The European Union likes to think of itself as the world’s responsible adult when it comes to privacy. While others run around hoovering up personal data like loose change, the EU clears its throat, produces the GDPR, and reminds everyone—sternly—that private life is a fundamental right. All of this is true. And admirable.
Which makes it slightly awkward that, at the same time, the EU has been enthusiastically debating proposals that would require automated scanning of private communications—messages, photos, encrypted chats—to detect illegal material. This is often referred to, with touching understatement, as Chat Control.
The tension here is not a minor drafting problem. It is structural.
Why this matters (and not just to lawyers)
No one seriously disputes that protecting children, preventing terrorism, and improving public safety are legitimate goals. The problem is not the destination; it’s the route being proposed to get there.
The EU has built an entire legal framework on a few clear ideas. Private communications are private by default. Surveillance must be targeted and based on suspicion. Mass, suspicionless monitoring is not allowed, and Data collection should be minimal and purpose-limited.
Automated scanning of everyone’s private messages conflicts with these principles almost immediately, like a dog that has learned the rules of the house and then urinates on them anyway.
This conflict has not gone unnoticed. It has been pointed out, politely but firmly, by the European Data Protection Supervisor, the European Data Protection Board, national regulators, and a small army of constitutional lawyers who tend to know where the bodies are buried, legally speaking.
So how does the EU manage to prohibit mass surveillance while also proposing it?
The answer is not denial. It is reframing. First, exceptions by legislation.
Instead of openly breaking privacy law, the EU proposes a special law that overrides it “in this specific case.” Privacy remains protected, except where it isn’t. This is known in legal circles as lex specialis, and in ordinary life as “yes, but.”
This means that rights become negotiable.
Fundamental rights can be restricted if the restriction is lawful, necessary, and proportionate. This sounds sensible until you realise it turns rights into adjustable settings rather than firm boundaries. The question quietly shifts from “Is this allowed?” to “Can we justify it?” Once you are balancing rights, someone is always standing on the scale.
The alternative would be an outsourcing of the surveillance.
Rather than the state scanning messages directly, private platforms are required to do it and send reports onward.

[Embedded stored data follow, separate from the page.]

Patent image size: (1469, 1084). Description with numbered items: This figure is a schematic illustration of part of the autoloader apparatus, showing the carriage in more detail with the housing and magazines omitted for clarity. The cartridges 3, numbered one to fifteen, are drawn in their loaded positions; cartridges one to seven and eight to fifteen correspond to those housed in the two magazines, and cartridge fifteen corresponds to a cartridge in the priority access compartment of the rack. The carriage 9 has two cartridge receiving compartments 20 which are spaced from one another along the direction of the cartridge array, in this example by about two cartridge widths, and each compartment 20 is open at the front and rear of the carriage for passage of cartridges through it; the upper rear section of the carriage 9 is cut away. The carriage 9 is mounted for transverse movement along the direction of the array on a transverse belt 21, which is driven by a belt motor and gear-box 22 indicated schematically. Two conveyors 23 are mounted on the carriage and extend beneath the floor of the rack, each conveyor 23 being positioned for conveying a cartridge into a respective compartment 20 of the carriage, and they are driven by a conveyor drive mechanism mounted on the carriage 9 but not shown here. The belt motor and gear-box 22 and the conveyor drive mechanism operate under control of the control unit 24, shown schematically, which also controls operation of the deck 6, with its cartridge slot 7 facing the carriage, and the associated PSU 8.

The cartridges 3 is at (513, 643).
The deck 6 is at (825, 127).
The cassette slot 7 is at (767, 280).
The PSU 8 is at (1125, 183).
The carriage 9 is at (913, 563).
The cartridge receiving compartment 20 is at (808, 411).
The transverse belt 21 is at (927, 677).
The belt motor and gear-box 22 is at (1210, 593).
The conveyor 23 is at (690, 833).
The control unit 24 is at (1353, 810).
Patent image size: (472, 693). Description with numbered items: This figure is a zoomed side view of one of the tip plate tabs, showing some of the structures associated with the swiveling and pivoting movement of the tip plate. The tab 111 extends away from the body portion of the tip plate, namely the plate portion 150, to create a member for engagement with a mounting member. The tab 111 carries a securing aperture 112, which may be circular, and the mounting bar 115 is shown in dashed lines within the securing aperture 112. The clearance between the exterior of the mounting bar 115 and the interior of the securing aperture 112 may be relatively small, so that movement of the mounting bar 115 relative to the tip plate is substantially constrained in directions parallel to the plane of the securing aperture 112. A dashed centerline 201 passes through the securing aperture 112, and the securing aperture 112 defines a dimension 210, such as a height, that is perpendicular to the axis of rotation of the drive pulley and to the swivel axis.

Formally, this is not state surveillance. Functionally, it is hard to see the difference. The state gets the results without getting its hands dirty.
Temporary measures become voluntary schemes. Voluntary schemes become obligations. Each step seems modest. By the time anyone realises how far things have gone, the system is already built and humming quietly in the background.
The television series Person of Interest is often cited in these debates, not because it predicted evil AI overlords, but because it got something subtler right. The problem was never that the system was intelligent. It was that it was authorised.
The machine didn’t decide to watch everyone. Humans did. The danger came not from rogue autonomy, but from perfectly obedient systems embedded in institutions that prioritised security outcomes over civil constraints.
That is the real parallel here, and it does not require science fiction.
The EU is not secretly villainous. AI is not plotting anything. No one needs bad intentions for this to go wrong. All that is required is surveillance made legal by exception, privacy made conditional, and AI used to scale what humans could never do manually. Oversight then becomes ceremonial. Rights remain on paper. The system works exactly as designed.
Why I raised this at all
Most debates about AI focus on hypothetical future dangers while overlooking present, structural ones.
You do not need sentient machines to undermine rights.
You do not need rogue algorithms.
You only need aligned technology embedded in misaligned governance.
That is not dystopian speculation. It is an institutional reality.
And it deserves scrutiny, preferably before the exception becomes the rule.